FOTOS/ NANA MORAES |
Nas antigas salas de aula das instituições educacionais com direcionamento
religioso havia jogos didáticos , de evidentes propósitos de exaltação aos princípios
de moralismo autoritário, onde
repetia-se em uníssono perante o professor – “eu sou eu, tu és tu, nós não somos nós, somos tu”.
Ainda que não haja uma identidade imagística única, física ou
psicológica e, mais além, do racial/antropológico
ao étnico, do político ao cultural.
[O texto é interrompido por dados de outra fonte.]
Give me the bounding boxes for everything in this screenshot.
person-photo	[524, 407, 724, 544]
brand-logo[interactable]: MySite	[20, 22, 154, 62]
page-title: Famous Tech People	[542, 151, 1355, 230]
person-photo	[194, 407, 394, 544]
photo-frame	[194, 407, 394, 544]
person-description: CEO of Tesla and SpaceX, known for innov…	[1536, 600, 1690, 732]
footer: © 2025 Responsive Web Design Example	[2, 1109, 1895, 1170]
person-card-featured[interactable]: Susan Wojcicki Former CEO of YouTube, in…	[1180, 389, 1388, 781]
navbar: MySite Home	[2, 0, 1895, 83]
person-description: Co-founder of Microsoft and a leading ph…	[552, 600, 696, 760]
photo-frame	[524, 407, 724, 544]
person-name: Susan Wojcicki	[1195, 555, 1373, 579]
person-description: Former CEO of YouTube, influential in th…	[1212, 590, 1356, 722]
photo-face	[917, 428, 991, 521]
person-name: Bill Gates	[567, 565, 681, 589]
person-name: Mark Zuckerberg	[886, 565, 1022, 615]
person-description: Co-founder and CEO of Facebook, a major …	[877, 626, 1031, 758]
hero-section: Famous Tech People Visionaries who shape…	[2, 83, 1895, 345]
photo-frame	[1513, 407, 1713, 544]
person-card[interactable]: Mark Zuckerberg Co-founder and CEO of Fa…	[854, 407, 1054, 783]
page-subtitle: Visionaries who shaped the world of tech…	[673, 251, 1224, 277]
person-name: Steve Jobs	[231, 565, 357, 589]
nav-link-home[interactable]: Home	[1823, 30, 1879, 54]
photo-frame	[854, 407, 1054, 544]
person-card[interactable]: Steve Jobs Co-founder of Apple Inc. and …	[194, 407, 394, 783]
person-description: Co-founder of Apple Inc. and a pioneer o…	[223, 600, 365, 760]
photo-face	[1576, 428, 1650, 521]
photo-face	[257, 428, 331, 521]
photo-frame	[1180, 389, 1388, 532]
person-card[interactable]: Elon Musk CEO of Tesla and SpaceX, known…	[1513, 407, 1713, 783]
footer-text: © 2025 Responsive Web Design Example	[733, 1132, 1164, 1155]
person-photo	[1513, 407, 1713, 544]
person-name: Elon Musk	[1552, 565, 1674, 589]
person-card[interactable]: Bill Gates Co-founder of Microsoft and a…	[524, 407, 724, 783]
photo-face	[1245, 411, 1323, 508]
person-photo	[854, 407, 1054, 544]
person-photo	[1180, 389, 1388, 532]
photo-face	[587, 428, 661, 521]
E é assim que se configura o
instigante processo investigativo da criação dramatúrgica de Grace Passô, Nadja
Naira e Márcio Abreu, com direção deste
último, para Preto.
Mas já no prólogo torna-se presencial o percurso anticonvencionalista,
desde uma narrativa não sequencial e sem rigorismos temáticos, ao minimalista aporte
cenográfico(Marcelo Alvarenga), nas mutações posicionais de uma extensa mesa
branca ocupada pelo recato de um copo
com água e um microfone.
Materializando, discricionariamente, a palestrante(Grace Passô) para a escuta de fala fragmentária direcionada para uma amplificada visualização frontal de
seu rosto, sob ascético desenho de luz(Nadja Naira) focado em alterativos truques
cênicos palco/plateia.
Completada pela diversidade pigmentária de um coeso elenco
meio a meio, branco e negro, conduzido
prioritariamente por uma visceral Grace
Passô, seguido pelo carisma de Renata
Sorrah e complementado pela duplicidade genético/racial de um energizado quarteto
de atores (Cássia Damasceno, Felipe Soares, Nadja Naira e Rodrigo Bolzan).
Em potencializado gestual(Márcia Rubin), equilibrando-se
ora pelo coloquialismo verbal, ora por aliterações linguísticas e variações
tonais, há um prevalente teor de happening na performance, de indumentária cotidiana(Ticiana Passos), com implícito
suporte dos efeitos sonoro/musicais de Felipe Storino.
Como o impactante
sensorial da coreografia de mascaração e luta em compasso de ringue. Ou a
evocação provocativa do discurso de denúncia, a uma só voz(Cássia Damasceno) e múltipla microfonia, às pulsões oponentes às diferenças .
Reiterativo das sempre inusitadas investigações no comportamental
cênico/dramático assumidas pelo comando diretorial de Márcio Abreu, na
continuidade ao seu característico sotaque experimental/inventivo frente à Companhia Brasileira de Teatro e de seu
Projeto Brasil.
Mas que, na sua sintonização estética com a contemporaneidade teatral
e no seu investimento ideológico, pelo livre confronto com as desigualdades,
dialoga com o Preto que integra o
complexo racial pátrio enquanto afronta a negra
realidade que assola o País:
“Para que servem nossas
respostas que falam sobre nós. A quem? Quem são os corpos que ouvem isso? Essas
palavras fazem agir? Amanhã o teu cabelo vai gritar alguma coisa? Teus braços,
teus pés e mãos? Quem vai abrir mão para dividir? E nós? Vamos ter fôlego para
plantar em cada comunidade, em cada reunião, alguma ação?”...
Wagner Corrêa de Araújo
PRETO está em cartaz no Teatro 3 , Centro Cultural Banco do Brasil/RJ, de quarta a domingo , às 19h30m. 90 minutos. Até 11 de março.